The cloister is considered one of the best parts of the cathedral and was referred to as “the loveliest oasis in Barcelona” by the historian Cirici. It was built in the 15th century and is lined with chapels containing alters of various saints, and the tombs of members of the ancient guild of the Barri Gòtic are underneath the stone floor. The cloister overlooks a beautiful garden filled with orange trees, palm trees and a pond with fish.
In the center there is a Gothic fountain crowned with a statue of Sant Jordi (Saint George). The cloister is also home to a gaggle of white geese, and has been for the last five centuries. No one is sure how they came to live in the cloister but there are several theories, one of which suggests that thirteen geese were placed in the cloister to represent the age of Saint Eulàlia when she died, and another that says that they represent her purity.
From Monday to Saturday visitors can take an elevator (ascensor als terrats) to the roof. It is located just to the left of the crypt steps and has amazing views of the neighborhood and the cathedral towers. There is also a museum, the Museu Diocesá, which contains a collection of medieval art and church treasures from around Barcelona.
Every Sunday, normally at 12:00pm, a group of locals meet in front of the cathedral to dance the Sardana, which is the traditional dance of Catalonia, while band members play on the front steps. The dance is not nearly as vibrant or flamboyant as some of the other Spanish dances, such as flamenco, but its intricate steps still make it worth watching. An antiques market is also held here every Thursday, and the Christmas fair each December.
During the feast of Corpus Christi in June a unique Catalan tradition takes place, known as “l’ou com balla” which means “how the egg dances”. It consists of an empty eggshell being placed on top of the fountain in the cloister and left to “dance” on the water, while the fountain itself is decorated with flowers. The tradition dates back to 1637 but no one is sure of the significance. Some say that the egg represents spring and the beginning of a new life cycle, and others believe that it represents the Eucharist.
A view of the Cathedral at night is breathtaking, you can sit on one of the benches at the Plaça de la Seu looking at the subtly lit up façade.
All visitors should dress conservatively in order to enter the cathedral, and this is strictly enforced. Both men and woman must cover their shoulders, and shorts and skirts above the knee are not acceptable. If you visit in summer the general rule is to make sure your knees are covered and if necessary bring a scarf or sweater to cover your shoulders before entering.

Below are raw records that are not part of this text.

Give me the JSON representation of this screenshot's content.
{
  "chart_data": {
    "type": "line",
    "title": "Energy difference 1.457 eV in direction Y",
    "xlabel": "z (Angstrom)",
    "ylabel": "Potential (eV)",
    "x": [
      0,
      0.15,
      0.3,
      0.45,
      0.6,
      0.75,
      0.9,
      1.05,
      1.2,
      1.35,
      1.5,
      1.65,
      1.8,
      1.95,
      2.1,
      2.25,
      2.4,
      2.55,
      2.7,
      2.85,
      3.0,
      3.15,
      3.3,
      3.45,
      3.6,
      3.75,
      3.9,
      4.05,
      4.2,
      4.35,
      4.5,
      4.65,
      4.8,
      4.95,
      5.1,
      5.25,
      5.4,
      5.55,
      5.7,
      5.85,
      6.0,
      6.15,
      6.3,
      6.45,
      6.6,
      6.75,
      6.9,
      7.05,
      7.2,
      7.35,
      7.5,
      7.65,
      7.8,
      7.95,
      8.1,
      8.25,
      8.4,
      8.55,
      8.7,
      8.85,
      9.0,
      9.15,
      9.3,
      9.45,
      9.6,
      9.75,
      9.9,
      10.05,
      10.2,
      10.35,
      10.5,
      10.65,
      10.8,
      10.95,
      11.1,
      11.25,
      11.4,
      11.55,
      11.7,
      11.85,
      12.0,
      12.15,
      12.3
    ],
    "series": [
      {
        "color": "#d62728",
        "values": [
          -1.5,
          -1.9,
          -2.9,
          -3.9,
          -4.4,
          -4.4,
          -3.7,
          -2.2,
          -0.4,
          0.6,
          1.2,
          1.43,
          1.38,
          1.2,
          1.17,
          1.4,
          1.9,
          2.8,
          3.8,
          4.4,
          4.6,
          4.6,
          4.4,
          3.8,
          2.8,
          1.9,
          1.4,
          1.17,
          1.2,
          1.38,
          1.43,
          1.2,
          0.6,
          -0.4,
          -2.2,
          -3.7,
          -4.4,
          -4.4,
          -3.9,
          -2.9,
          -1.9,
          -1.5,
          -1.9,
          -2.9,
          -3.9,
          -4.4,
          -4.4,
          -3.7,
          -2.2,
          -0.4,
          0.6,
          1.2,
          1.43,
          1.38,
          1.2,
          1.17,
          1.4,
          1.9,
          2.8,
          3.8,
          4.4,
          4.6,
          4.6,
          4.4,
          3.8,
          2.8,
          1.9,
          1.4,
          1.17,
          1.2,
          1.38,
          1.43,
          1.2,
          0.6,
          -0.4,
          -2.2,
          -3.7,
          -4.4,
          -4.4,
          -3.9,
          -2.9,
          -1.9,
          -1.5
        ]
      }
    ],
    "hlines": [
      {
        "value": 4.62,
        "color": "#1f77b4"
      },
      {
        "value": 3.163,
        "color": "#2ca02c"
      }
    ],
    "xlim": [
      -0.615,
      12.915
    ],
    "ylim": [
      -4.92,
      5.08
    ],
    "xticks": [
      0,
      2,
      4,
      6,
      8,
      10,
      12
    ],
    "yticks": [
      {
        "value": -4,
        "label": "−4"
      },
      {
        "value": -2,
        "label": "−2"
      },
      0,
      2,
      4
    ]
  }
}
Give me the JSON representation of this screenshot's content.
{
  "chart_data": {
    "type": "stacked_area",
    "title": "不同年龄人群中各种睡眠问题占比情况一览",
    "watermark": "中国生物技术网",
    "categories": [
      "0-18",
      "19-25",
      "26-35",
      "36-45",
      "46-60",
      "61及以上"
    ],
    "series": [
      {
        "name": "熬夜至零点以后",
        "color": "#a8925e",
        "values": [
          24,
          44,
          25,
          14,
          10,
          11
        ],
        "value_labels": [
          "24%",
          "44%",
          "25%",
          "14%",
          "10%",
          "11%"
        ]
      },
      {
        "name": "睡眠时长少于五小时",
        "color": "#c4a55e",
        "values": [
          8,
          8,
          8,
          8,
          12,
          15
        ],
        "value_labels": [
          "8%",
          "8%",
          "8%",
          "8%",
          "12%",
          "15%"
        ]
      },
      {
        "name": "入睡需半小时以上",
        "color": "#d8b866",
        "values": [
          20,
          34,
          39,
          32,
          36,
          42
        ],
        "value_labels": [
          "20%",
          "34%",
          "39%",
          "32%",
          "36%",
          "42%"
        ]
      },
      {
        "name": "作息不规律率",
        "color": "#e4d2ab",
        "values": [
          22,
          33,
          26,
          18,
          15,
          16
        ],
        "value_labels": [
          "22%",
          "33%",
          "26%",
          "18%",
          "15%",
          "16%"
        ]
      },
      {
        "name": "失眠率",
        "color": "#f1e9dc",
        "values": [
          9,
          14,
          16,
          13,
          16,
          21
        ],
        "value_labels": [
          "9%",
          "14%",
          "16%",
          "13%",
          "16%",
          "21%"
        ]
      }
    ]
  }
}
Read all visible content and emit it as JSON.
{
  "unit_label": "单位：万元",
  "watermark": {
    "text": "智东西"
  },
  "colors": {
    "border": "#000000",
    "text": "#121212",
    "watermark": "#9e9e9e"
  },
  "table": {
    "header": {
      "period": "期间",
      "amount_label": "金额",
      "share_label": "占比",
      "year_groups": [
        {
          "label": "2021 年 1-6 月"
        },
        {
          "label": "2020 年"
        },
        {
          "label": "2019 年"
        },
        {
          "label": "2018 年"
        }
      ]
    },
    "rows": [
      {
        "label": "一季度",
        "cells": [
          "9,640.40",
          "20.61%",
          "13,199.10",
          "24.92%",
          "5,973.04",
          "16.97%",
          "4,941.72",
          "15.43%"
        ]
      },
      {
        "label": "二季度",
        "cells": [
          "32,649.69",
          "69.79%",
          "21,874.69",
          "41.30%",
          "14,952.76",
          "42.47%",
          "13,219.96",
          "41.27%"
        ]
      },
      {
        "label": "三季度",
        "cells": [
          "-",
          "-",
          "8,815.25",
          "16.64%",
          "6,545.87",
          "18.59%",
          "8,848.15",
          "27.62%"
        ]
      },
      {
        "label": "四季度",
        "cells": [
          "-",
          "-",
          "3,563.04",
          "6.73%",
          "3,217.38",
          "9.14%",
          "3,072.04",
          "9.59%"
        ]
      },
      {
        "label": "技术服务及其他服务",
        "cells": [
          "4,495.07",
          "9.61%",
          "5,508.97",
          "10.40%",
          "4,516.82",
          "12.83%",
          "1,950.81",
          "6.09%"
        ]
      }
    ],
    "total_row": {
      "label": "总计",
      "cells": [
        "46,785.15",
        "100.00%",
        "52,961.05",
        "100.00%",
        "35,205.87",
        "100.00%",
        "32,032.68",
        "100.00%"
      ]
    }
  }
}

Entry to the church and cloister is free but entry to the museum costs €2, to the choir €2.20, and the roof elevator €2.50. There is a combined ticket available from 1:00pm to 5:00pm Monday through Saturday and from 2:00pm to 4:45pm on Sunday for €5 which gives you entry to everything. The normal hours, without the combined ticket, are 8:00am to 12:45pm and 5:15pm to 7:00pm Monday to Friday, and 8:00am to 12:45pm and 5:15 to 6:00pm on Saturday and Sunday. The cathedral is located in Plaza de la Seu in the Gothic Quarter, and the nearest metros are Jaume I (the yellow line L4) and Liceu (the green line L3).